Let $$f:\mathbb{R}\to \mathbb{R} : f(x)=\begin{cases} a^x & \text{if $x \in \mathbb{Q}$} \\ \sup\{ f(y):y<x \text{ and }y \in \mathbb{Q} \} & \text{if $x \in \mathbb{R} \setminus \mathbb{Q}$}\end{cases}$$ where $a>0$.
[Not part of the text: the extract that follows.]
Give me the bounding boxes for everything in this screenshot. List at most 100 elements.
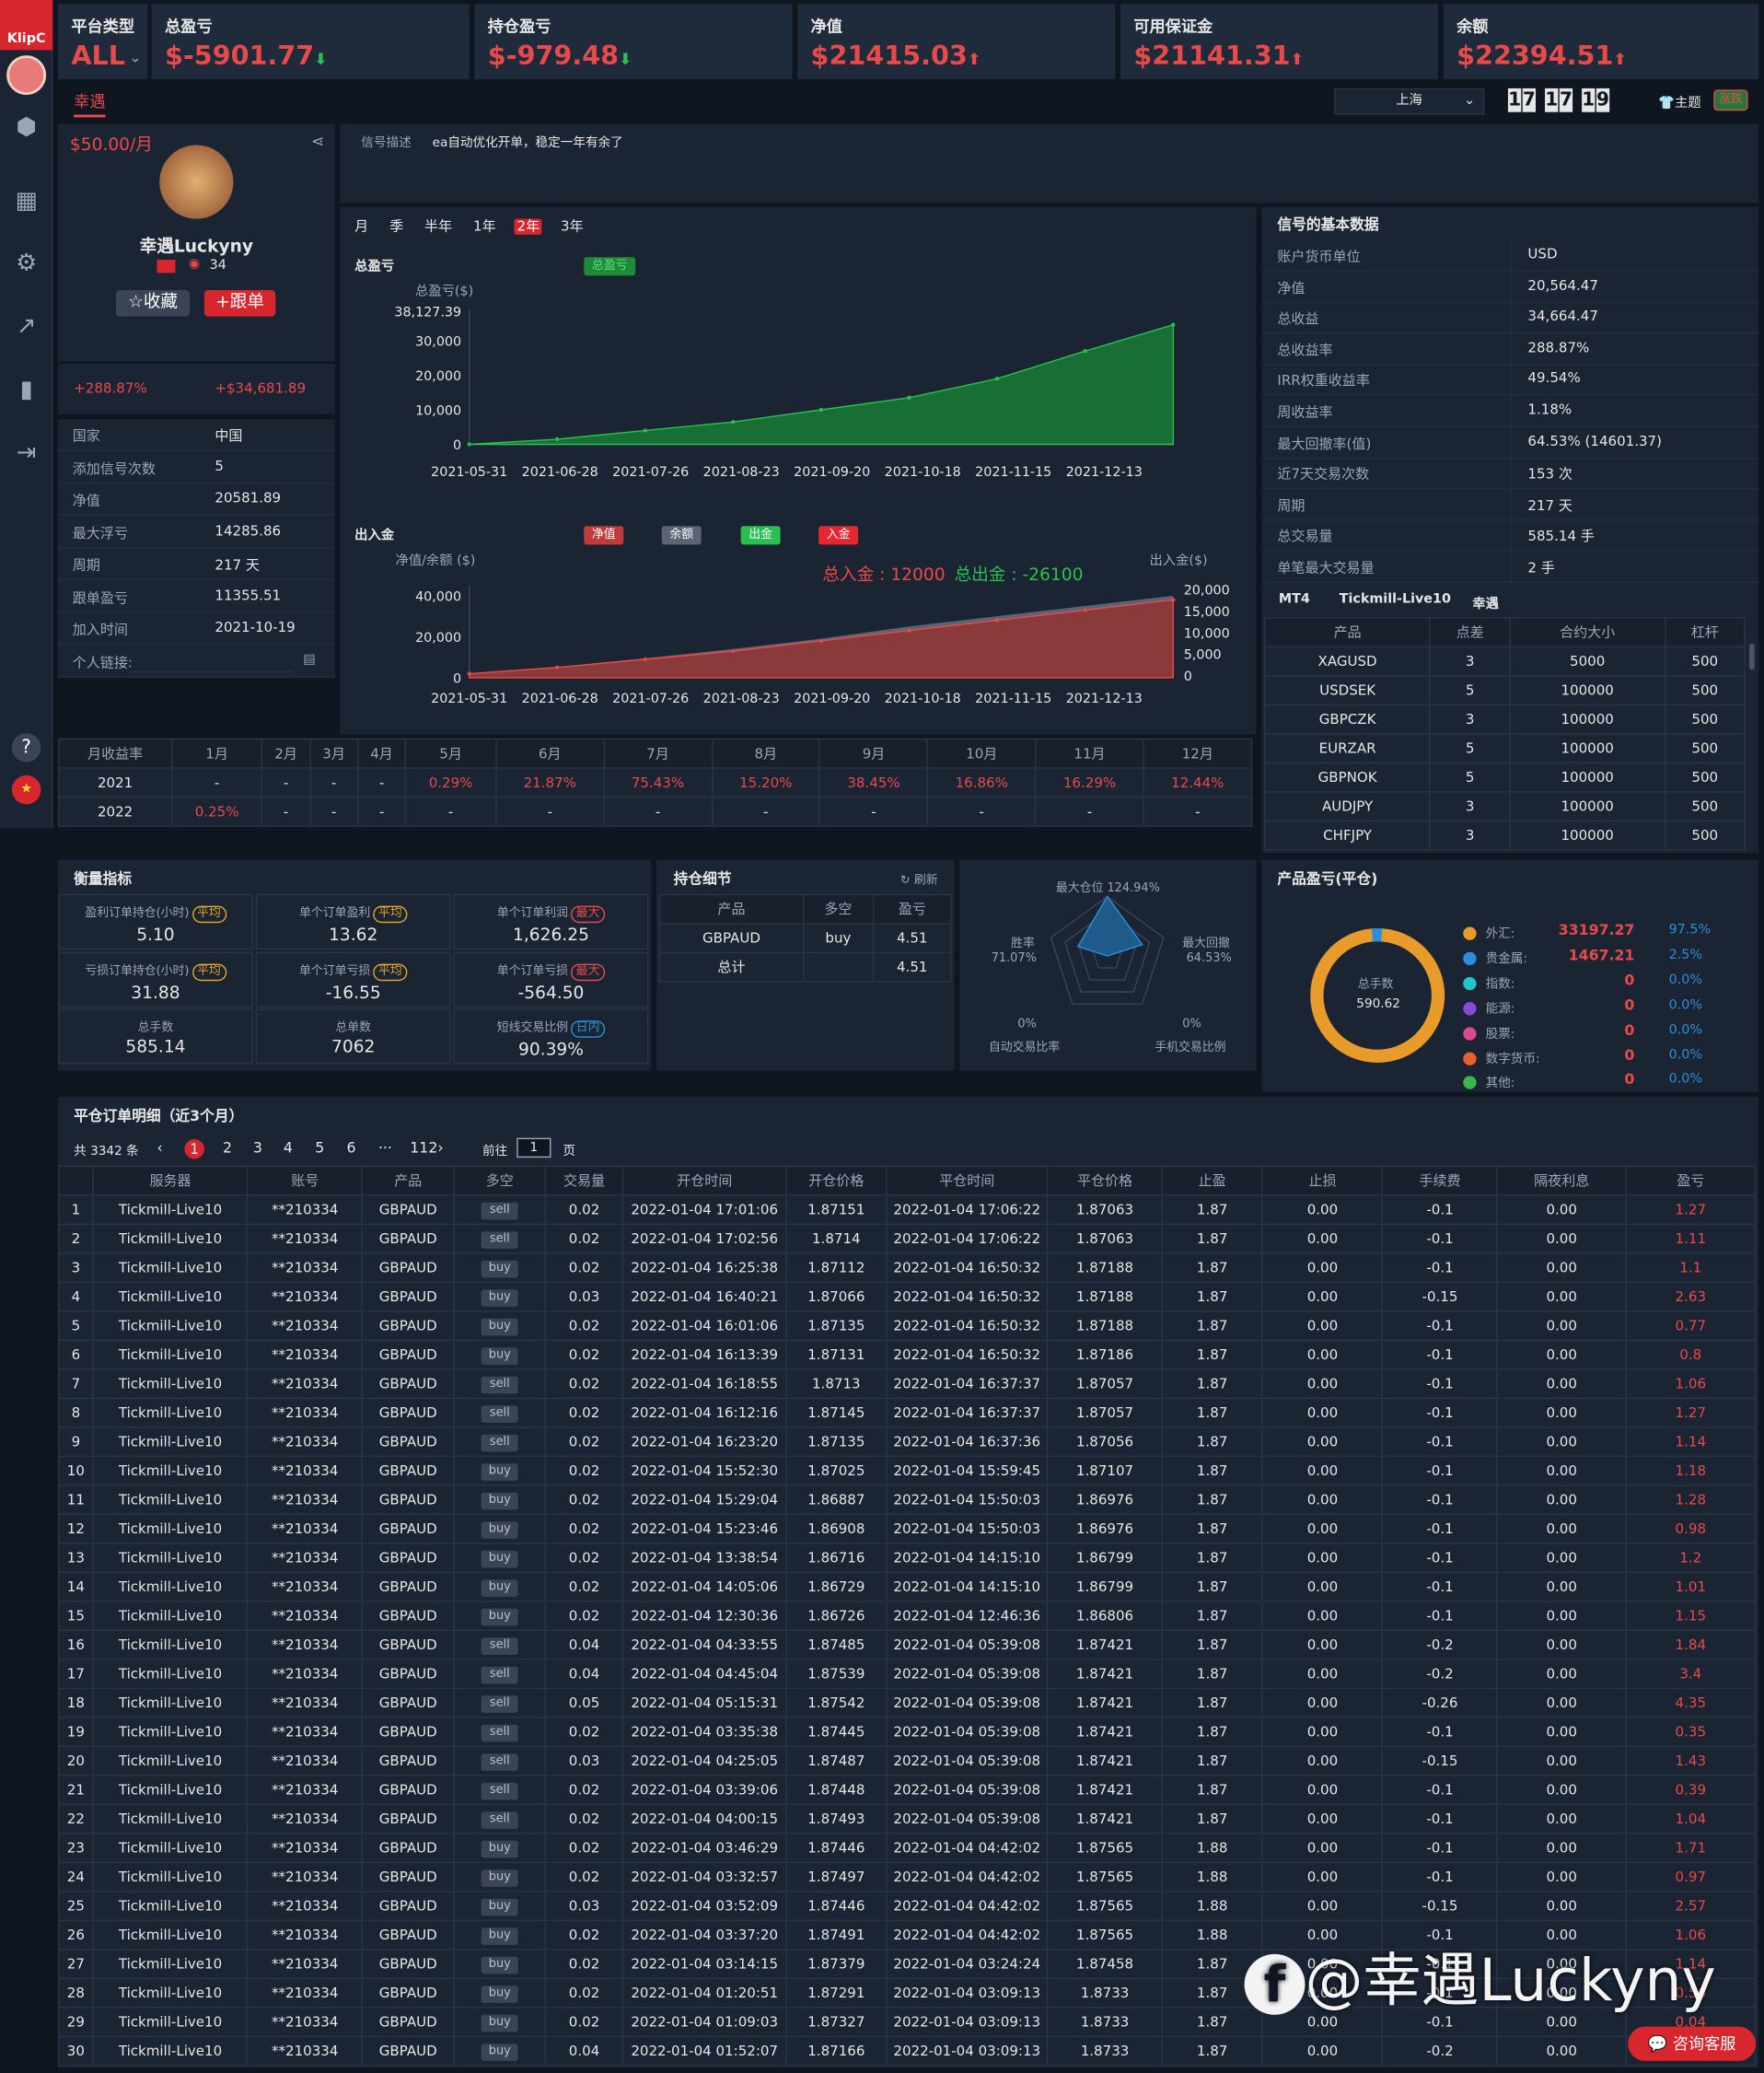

Prove that $f$ is continuous on $\mathbb{R}$.
On
If $a \geq 1$ there is nothing to prove as $f(x)=a^x$, $\forall x$ by conitnuity of $a^x$ and the fact that $\mathbb{Q}$ is dense in $\mathbb{R}$. So let $a <1$. If $a < 1$ then $f(x) = \infty$ for $x > 0$ and $x \in \mathbb{R} \setminus \mathbb{Q}$ and $f$ is not continuous as let $a=1/2$. $\sup\{(1/2)^y : y < x,y \in \mathbb{Q}\} \geq \lim_{n \rightarrow \infty} (1/2)^{(-n)} = \infty$.
On
This is essentially a justification of the definition of the symbol $a^x$ for the case when $x$ is irrational. Moreover your definition requires $a\geq 1$ and for $0<a<1$ you need to replace the $\sup$ in your definition by $\inf$.
The case $a=1$ as $f(x) =1$ for all $x\in\mathbb {R} $. Let's take $a>1$ and we prove that $\lim_{x\to 0}f(x)=1$ so that $f$ is continuous at $1$. Let's first observe that $f$ is increasing on $\mathbb {R} $ (it is strictly increasing but we don't need that in the proof that follows).
We start with the standard result $\lim_{n\to\infty} a^{1/n}=1$. Let $\epsilon >0$ be arbitrary. Then there is a positive integer $m_1$ such that $|a^{1/n}-1|<\epsilon$ for all $n\geq m_1$ and similarly there is a positive integer $m_2$ such that $|a^{-1/n}-1|<\epsilon$ whenever $n\geq m_2$. Now we choose $\delta=1/m, m=\max(m_1,m_2)$ and if $-\delta<x<\delta$ then $$a^{-1/m}=f(-\delta)\leq f(x) \leq f(\delta) =a^{1/m}$$ Since both $a^{-1/m}$ and $a^{1/m}$ lie in interval $(1-\epsilon, 1+\epsilon) $ it follows that $f(x) $ also lies in the same interval so that $|f(x) - 1|<\epsilon $ and this completes the proof that $f$ is continuous at $0$.
Next step is to prove that $f(x+y) =f(x) f(y) $ and this part is not difficult but rather long. Using the functional equation and continuity at $0$ one can then prove continuity of $f$ at any point $x$.
Hint: Use $f(x+y)=f(x)f(y)$ for $x,y\in\Bbb Q$ and $f(x)\approx 1$ for $0\approx x\in\Bbb Q$.